Christian missionaries traveled in Viking lands as early as 825 AD, when Saint Anskar visited trading centers in Sweden and Denmark. Conversions from paganism to Christianity were infrequent, however, until the end of the 900s.
In 995 Olaf I, a great-grandson of Harald I, became king of Norway. Before his accession Olaf had lived in England, where he had converted to Christianity. He took the throne with the firm purpose of forcing Christianity on Norway and he partially succeeded. Five years after his accession he was killed in battle, and Norway was divided for a short time. Norway was reunited by Olaf II, who made himself king of Norway in 1015. He continued the religious work of his predecessor, using force against those who refused a Christian baptism.
By about 1025, Olaf II had become more powerful than any preceding Norwegian king. He aroused the anger of powerful nobles, who, together with Canute II, king of England and Denmark, drove Olaf into exile in Russia in 1028. Two years later Olaf returned to Norway and was killed in the Battle of Stiklestad. Although a Viking king, he was seen as a martyr for the church. He was canonized as Norway’s patron saint, following reports of miracles associated with him.
In 1397, the kingdoms of Norway, Denmark, and Sweden were made a single administrative unit. Sweden and Denmark were larger and wealthier than Norway, which had lost much of its population and many of its farms in the mid-14th century during an outbreak of bubonic plague. In 1523 Sweden dropped out of the union, and Norway was increasingly treated as an appendage of the Danish crown.
After the defeat of Napoleon, in 1814, Denmark was compelled to sign the Treaty of Kiel, ceding Norway to the king of Sweden. The Norwegians, however, disavowed the treaty. They declared themselves an independent kingdom, drew up a liberal constitution, and offered the throne to the Danish crown prince Christian Frederick. The Norwegian move was opposed by the European powers, and the head of an army, Marshal Jean Bernadotte, persuaded Norway to accept the Treaty of Kiel. In return for its cooperation, Norway was allowed to retain the newly promulgated constitution. By the Act of Union of 1815, Norway was given its own army, navy, customs, and parliament and was permitted full liberty and autonomy within its own boundaries.
Nearly half of the population of Norway live in the far south, in the region around Oslo, the capital. About 3/5 of Norway is mountainous and off its much-indented coastline lie, carved by deep glacial fjords, some fifty thousand islands. In central Norway the low, flat valleys surrounding the city of Trondheim are among the country’s most important agricultural regions.
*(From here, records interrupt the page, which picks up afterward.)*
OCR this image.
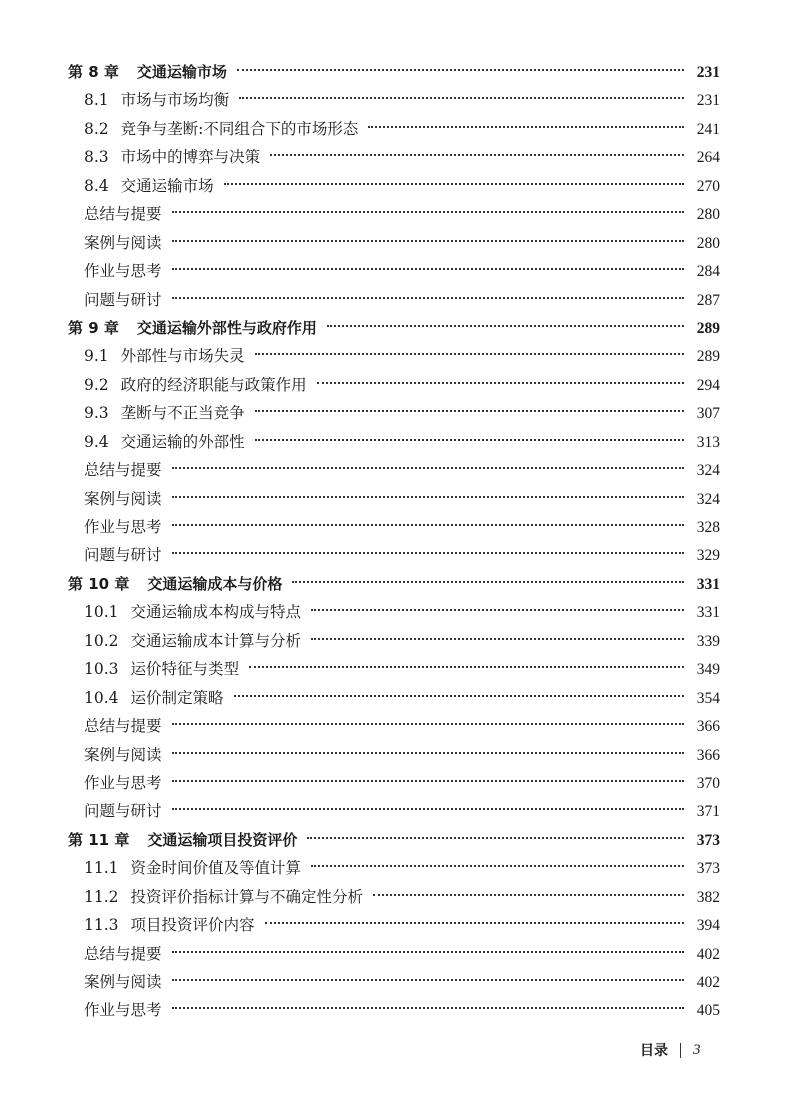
第 8 章 交通运输市场	231
8.1 市场与市场均衡	231
8.2 竞争与垄断:不同组合下的市场形态	241
8.3 市场中的博弈与决策	264
8.4 交通运输市场	270
总结与提要	280
案例与阅读	280
作业与思考	284
问题与研讨	287
第 9 章 交通运输外部性与政府作用	289
9.1 外部性与市场失灵	289
9.2 政府的经济职能与政策作用	294
9.3 垄断与不正当竞争	307
9.4 交通运输的外部性	313
总结与提要	324
案例与阅读	324
作业与思考	328
问题与研讨	329
第 10 章 交通运输成本与价格	331
10.1 交通运输成本构成与特点	331
10.2 交通运输成本计算与分析	339
10.3 运价特征与类型	349
10.4 运价制定策略	354
总结与提要	366
案例与阅读	366
作业与思考	370
问题与研讨	371
第 11 章 交通运输项目投资评价	373
11.1 资金时间价值及等值计算	373
11.2 投资评价指标计算与不确定性分析	382
11.3 项目投资评价内容	394
总结与提要	402
案例与阅读	402
作业与思考	405
目录 3
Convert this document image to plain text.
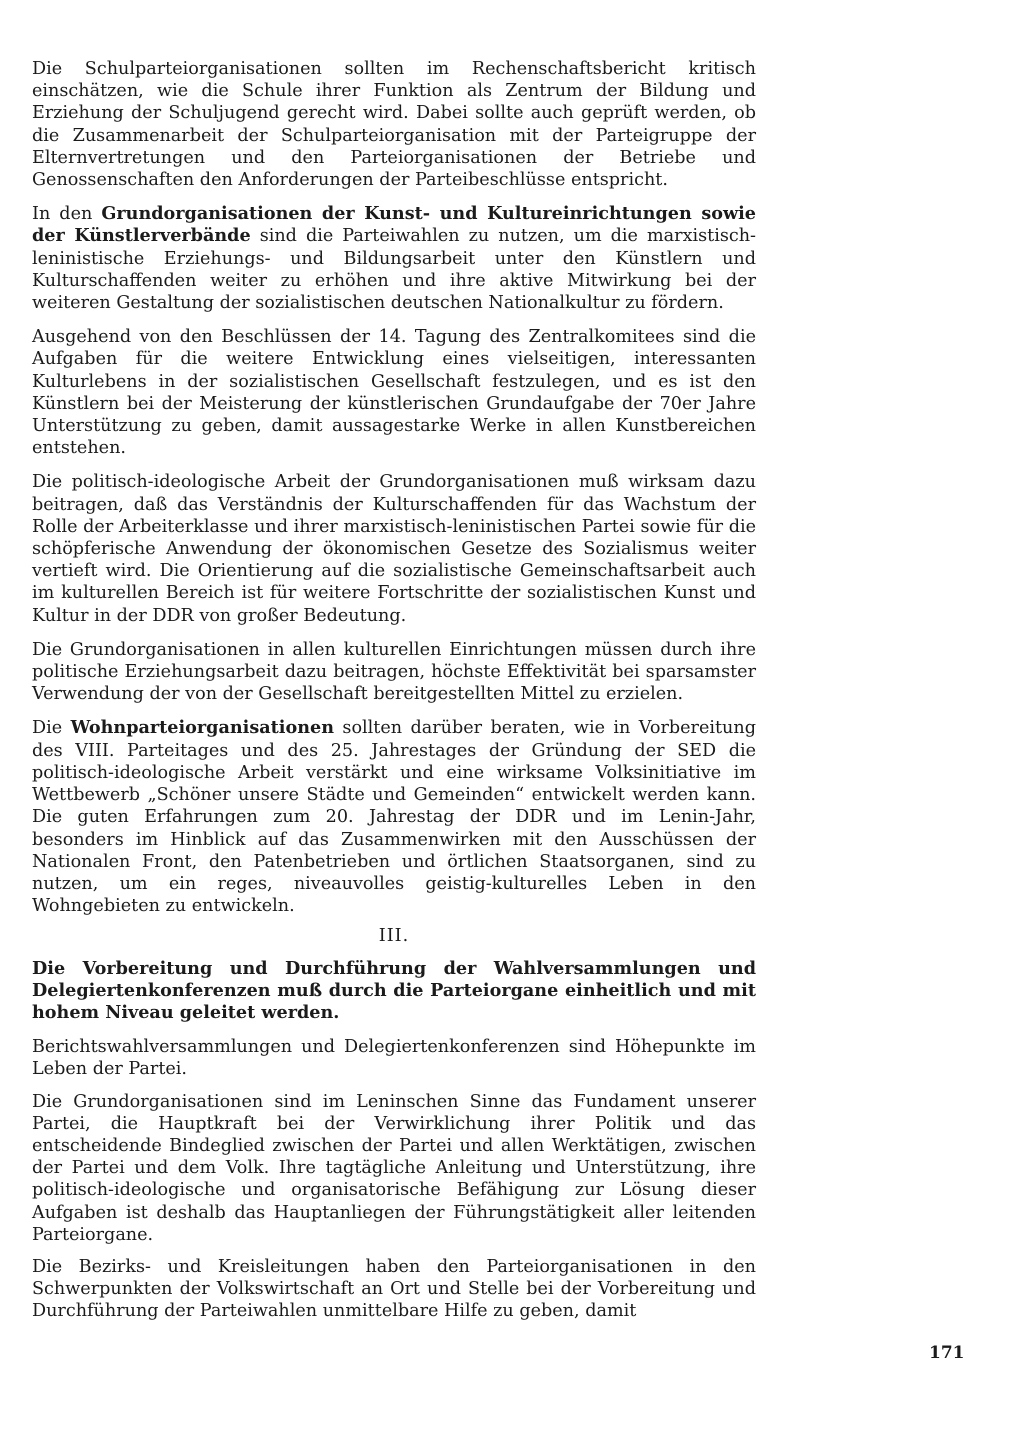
Die Schulparteiorganisationen sollten im Rechenschaftsbericht kritisch einschätzen, wie die Schule ihrer Funktion als Zentrum der Bildung und Erziehung der Schuljugend gerecht wird. Dabei sollte auch geprüft werden, ob die Zusammenarbeit der Schulparteiorganisation mit der Parteigruppe der Elternvertretungen und den Parteiorganisationen der Betriebe und Genossenschaften den Anforderungen der Parteibeschlüsse entspricht.

In den Grundorganisationen der Kunst- und Kultureinrichtungen sowie der Künstlerverbände sind die Parteiwahlen zu nutzen, um die marxistisch-leninistische Erziehungs- und Bildungsarbeit unter den Künstlern und Kulturschaffenden weiter zu erhöhen und ihre aktive Mitwirkung bei der weiteren Gestaltung der sozialistischen deutschen Nationalkultur zu fördern.

Ausgehend von den Beschlüssen der 14. Tagung des Zentralkomitees sind die Aufgaben für die weitere Entwicklung eines vielseitigen, interessanten Kulturlebens in der sozialistischen Gesellschaft festzulegen, und es ist den Künstlern bei der Meisterung der künstlerischen Grundaufgabe der 70er Jahre Unterstützung zu geben, damit aussagestarke Werke in allen Kunstbereichen entstehen.

Die politisch-ideologische Arbeit der Grundorganisationen muß wirksam dazu beitragen, daß das Verständnis der Kulturschaffenden für das Wachstum der Rolle der Arbeiterklasse und ihrer marxistisch-leninistischen Partei sowie für die schöpferische Anwendung der ökonomischen Gesetze des Sozialismus weiter vertieft wird. Die Orientierung auf die sozialistische Gemeinschaftsarbeit auch im kulturellen Bereich ist für weitere Fortschritte der sozialistischen Kunst und Kultur in der DDR von großer Bedeutung.

Die Grundorganisationen in allen kulturellen Einrichtungen müssen durch ihre politische Erziehungsarbeit dazu beitragen, höchste Effektivität bei sparsamster Verwendung der von der Gesellschaft bereitgestellten Mittel zu erzielen.

Die Wohnparteiorganisationen sollten darüber beraten, wie in Vorbereitung des VIII. Parteitages und des 25. Jahrestages der Gründung der SED die politisch-ideologische Arbeit verstärkt und eine wirksame Volksinitiative im Wettbewerb „Schöner unsere Städte und Gemeinden“ entwickelt werden kann. Die guten Erfahrungen zum 20. Jahrestag der DDR und im Lenin-Jahr, besonders im Hinblick auf das Zusammenwirken mit den Ausschüssen der Nationalen Front, den Patenbetrieben und örtlichen Staatsorganen, sind zu nutzen, um ein reges, niveauvolles geistig-kulturelles Leben in den Wohngebieten zu entwickeln.

III.

Die Vorbereitung und Durchführung der Wahlversammlungen und Delegiertenkonferenzen muß durch die Parteiorgane einheitlich und mit hohem Niveau geleitet werden.

Berichtswahlversammlungen und Delegiertenkonferenzen sind Höhepunkte im Leben der Partei.

Die Grundorganisationen sind im Leninschen Sinne das Fundament unserer Partei, die Hauptkraft bei der Verwirklichung ihrer Politik und das entscheidende Bindeglied zwischen der Partei und allen Werktätigen, zwischen der Partei und dem Volk. Ihre tagtägliche Anleitung und Unterstützung, ihre politisch-ideologische und organisatorische Befähigung zur Lösung dieser Aufgaben ist deshalb das Hauptanliegen der Führungstätigkeit aller leitenden Parteiorgane.

Die Bezirks- und Kreisleitungen haben den Parteiorganisationen in den Schwerpunkten der Volkswirtschaft an Ort und Stelle bei der Vorbereitung und Durchführung der Parteiwahlen unmittelbare Hilfe zu geben, damit

171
At the center of this region is the broad Trondheimsfjord, a body of water sheltered from the sea by peninsulas and islands.
The larger rivers of Norway are found in the east, where the country’s longest river, the Glåma, has a course of 610 km. With its tributaries, the Glåma drains about 1/8 of Norway’s area. In the west rivers are generally short and swift, with many rapids and falls. The longest river in northern Norway is the Tana. Flowing north into the Barents Sea, it forms part of the frontier with Finland, and it is renowned as the country’s most important salmon-fishing river. Norway has tens of thousands of glacial lakes. The largest is Lake Mjøsa in the southeast, with an area of 390 km².
The Wharf at Trondheim, Norway.
Street in Oslo, Norway's capital.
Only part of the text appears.